The man shook his head. “You can’t.”

“Not even if she were to stand by her window and I were to stay out here?”

“Do you know which room they’re in?”

Ethan fished in his pocket for a few pence. He held them up for the guard to see. “You could find out for me. The lad’s name is Holin Harper; his mother is Marielle Harper.”

The man’s gaze shifted between Ethan and the coins. At last he held out a hand. Ethan dropped the coins into his palm, taking care not to let his fingers so much as brush the man’s hand. The guard nodded and went inside.

Ethan waited on the path leading to the entrance, staring out across the river toward Cambridge. Mosquitos buzzed his ears, and whip-poor-wills called from over the Common. He glanced repeatedly at the door to the hospital, looking for the guard, but seeing no one. The minutes dragged on, and Ethan started to wonder if the guard had taken his coins and retreated to where Ethan couldn’t reach him.

He considered knocking on the hospital door, but chose to give the guard a few minutes more. It was a large building, and no doubt there were many unwell people within.

As Ethan gazed out across the water again, something caught his eye. A flash of light reflected on the river’s surface. He looked up at the sky and back at the building, but saw nothing. He assumed that he had imagined the light.

He decided that he had waited long enough and resolved to knock on the hospital door. But just as he turned away from the water, he saw it again: a glimmer of white light that danced across the surface of the river for a few seconds between reflections of candlelight, and then vanished.

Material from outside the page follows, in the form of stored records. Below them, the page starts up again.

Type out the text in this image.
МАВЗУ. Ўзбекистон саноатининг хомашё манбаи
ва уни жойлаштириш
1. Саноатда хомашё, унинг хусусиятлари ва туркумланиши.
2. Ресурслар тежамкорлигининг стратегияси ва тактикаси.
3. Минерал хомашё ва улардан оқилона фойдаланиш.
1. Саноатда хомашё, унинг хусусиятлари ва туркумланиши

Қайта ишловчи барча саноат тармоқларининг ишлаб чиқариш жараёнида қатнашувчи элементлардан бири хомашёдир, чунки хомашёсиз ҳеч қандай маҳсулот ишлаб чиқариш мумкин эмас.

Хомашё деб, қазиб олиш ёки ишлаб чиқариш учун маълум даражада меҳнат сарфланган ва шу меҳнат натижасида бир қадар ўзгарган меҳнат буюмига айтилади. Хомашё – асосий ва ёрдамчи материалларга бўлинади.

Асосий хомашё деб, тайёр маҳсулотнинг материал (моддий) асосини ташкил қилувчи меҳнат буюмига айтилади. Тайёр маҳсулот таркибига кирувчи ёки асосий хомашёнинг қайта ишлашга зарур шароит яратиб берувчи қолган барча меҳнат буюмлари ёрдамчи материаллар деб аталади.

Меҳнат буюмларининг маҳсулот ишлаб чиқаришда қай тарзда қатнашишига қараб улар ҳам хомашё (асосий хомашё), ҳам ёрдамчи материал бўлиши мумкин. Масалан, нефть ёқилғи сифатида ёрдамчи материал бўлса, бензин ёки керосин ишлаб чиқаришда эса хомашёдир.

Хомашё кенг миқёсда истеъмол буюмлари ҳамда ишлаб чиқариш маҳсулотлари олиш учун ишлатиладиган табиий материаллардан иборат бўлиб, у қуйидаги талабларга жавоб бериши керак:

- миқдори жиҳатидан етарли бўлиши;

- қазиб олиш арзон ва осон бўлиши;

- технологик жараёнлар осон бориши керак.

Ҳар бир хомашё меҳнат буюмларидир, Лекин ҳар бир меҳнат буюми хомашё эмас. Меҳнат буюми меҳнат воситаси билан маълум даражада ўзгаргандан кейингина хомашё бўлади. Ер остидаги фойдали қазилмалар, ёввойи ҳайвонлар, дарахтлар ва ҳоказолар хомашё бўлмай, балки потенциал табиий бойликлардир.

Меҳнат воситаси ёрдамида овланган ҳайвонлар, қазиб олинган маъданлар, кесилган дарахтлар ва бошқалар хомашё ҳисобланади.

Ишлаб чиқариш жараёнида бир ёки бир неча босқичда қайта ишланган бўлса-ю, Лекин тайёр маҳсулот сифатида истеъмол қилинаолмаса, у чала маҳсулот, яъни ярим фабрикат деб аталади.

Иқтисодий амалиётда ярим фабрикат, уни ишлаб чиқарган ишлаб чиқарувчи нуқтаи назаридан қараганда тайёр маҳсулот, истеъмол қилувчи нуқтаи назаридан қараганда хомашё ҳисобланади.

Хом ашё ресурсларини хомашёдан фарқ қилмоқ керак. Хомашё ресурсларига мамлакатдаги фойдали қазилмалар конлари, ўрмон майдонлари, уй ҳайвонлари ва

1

He turned to face the hospital, gazed back over his shoulder at the spot where the light had appeared.

And saw it again.

He looked up at the hospital and saw its source. A glowing ghostly form had appeared in one of the windows. It stood there for but a moment before moving out of sight.

Ethan knew that he shouldn’t have been surprised. People died at the hospital with some frequency. That shades should be appearing here, as well, made perfect sense. But he could only imagine how the hospital’s patients would respond to seeing spirits of the dead in their rooms.

“You there!” The guard stood in the doorway. “She’s around back, on the second floor.”

“Thank you.” Ethan walked to the door as the man watched him, wary and hopeful, as if unable to decide whether Ethan meant to give him more money or force his way inside.

Ethan stopped a few paces short of the door. “How long have the shades been here?”

The guard stared at him and licked his lips. “I don’t know what you’re talking about.”

“Aye, you do. I think that’s why some rooms are darkened and others aren’t. They could fill every room in the hospital, couldn’t they, but they’re forced to keep some of the rooms locked, because the ghosts show up every night after the sun goes down.”

“That’s…” The guard rubbed a hand over his mouth. “How’d you know?”

“I saw one in the window. And I’ve seen others all over the city. When did they first appear?”